A Russian Church That Survived
In
Yaroslavl, Russia the embankment is one of the most pleasant found among Volga
towns. Landscaped in the 19th century it comprises a long promenade
bordered by a picturesque green belt referred to as linden alley. The
colonnaded gazebo, perched atop the bank, offered wonderful Volga panoramas.

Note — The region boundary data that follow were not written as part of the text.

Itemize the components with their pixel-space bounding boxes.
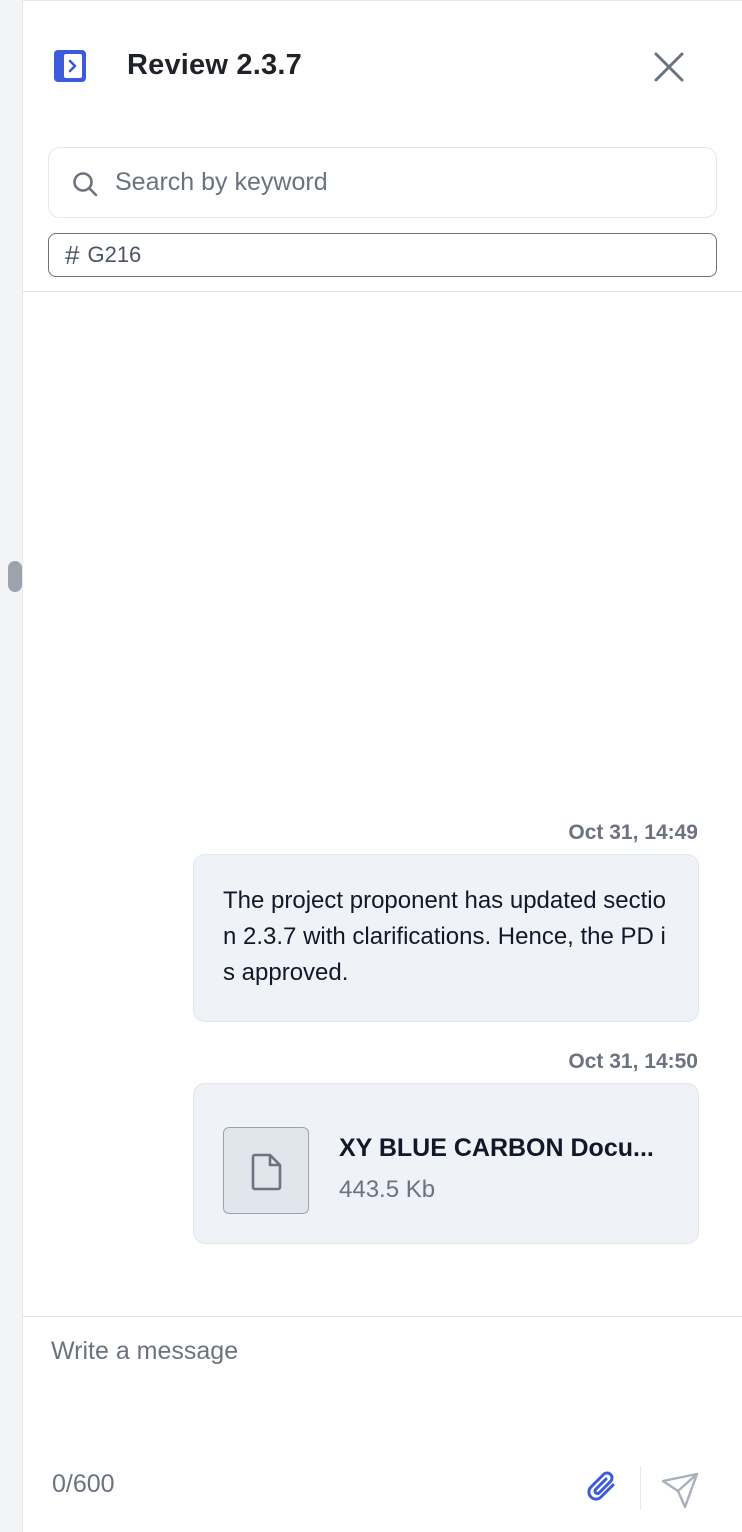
close-icon [654,52,684,82]
action-separator [640,1466,641,1510]
send-icon [661,1472,699,1509]
search-input[interactable] [115,148,695,217]
tag-label: G216 [87,242,142,267]
file-thumbnail [223,1127,309,1214]
search-box [48,147,717,218]
panel-header: Review 2.3.7 [23,1,742,131]
message-timestamp: Oct 31, 14:50 [568,1050,698,1073]
hash-icon: # [65,240,80,270]
divider [23,1316,742,1317]
file-name[interactable]: XY BLUE CARBON Docu... [339,1134,669,1163]
search-icon [73,172,98,197]
close-button[interactable] [651,49,687,85]
sidebar-collapse-icon [54,50,86,82]
file-icon [251,1153,282,1191]
character-counter: 0/600 [52,1470,115,1498]
left-rail [0,0,23,1532]
message-input[interactable] [51,1337,711,1447]
paperclip-icon [587,1471,615,1501]
file-attachment-bubble[interactable]: XY BLUE CARBON Docu... 443.5 Kb [193,1083,699,1244]
review-panel: Review 2.3.7 # G216 Oct 31, 14:49 The pr… [23,0,742,1532]
message-bubble: The project proponent has updated sectio… [193,854,699,1022]
panel-title: Review 2.3.7 [127,49,302,81]
tag-filter-chip[interactable]: # G216 [48,233,717,277]
message-text: The project proponent has updated sectio… [223,887,666,986]
message-timestamp: Oct 31, 14:49 [568,821,698,844]
sidebar-collapse-button[interactable] [51,47,89,85]
file-size: 443.5 Kb [339,1176,436,1203]
attach-button[interactable] [583,1467,623,1507]
send-button[interactable] [659,1469,701,1511]
resize-handle[interactable] [8,561,22,592]
message-list[interactable]: Oct 31, 14:49 The project proponent has … [23,292,742,1316]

The river freezes in winter and all too soon we were to find that very true!
The
industrial city—chemical—is also home to eight state universities catering to
20,000 students. Half of the churches in Russia have been destroyed, but we
still visited many on this trip. In Yaroslavl we visited Elijah the Prophet Church, 1647-50, that features an asymmetrical exterior created by five
unevenly arranged green cupolas on the main building, covered galleries, a
belfry, portico, and a bulky spire of an adjoining chapel. Frescos, painted in
1680, blanketed the interior. The 1696 lace-like iconostasis is regarded as a
Russian baroque masterpiece. The 1660 carved wooden czar thrones are superb
examples of ancient craftsmanship. The frescos in this church were done by 15
artists in only three months! I swear every church we visited had frescos more
beautiful than the previous church.
In this small winter church we listened to the most
fantastic quintet. We stood and listened to them for a long time. I still wish
I had bought one of their CDs.
After leaving the church and the fantastic
music we walked through a greenbelt to a statue, the only religious statue in
the country.
The next day we learned that Lake Onega was
still iced in. We just laid to for a few hours while an ice breaker caught up
to us to clear a clean passage through the very southern portion of Lake
Ladoga. It was a clear sunny day so we spent much time on deck enjoying the
weather and ice. The next two stops were cancelled; however, we made a
couple of unscheduled stops to small villages which were interesting.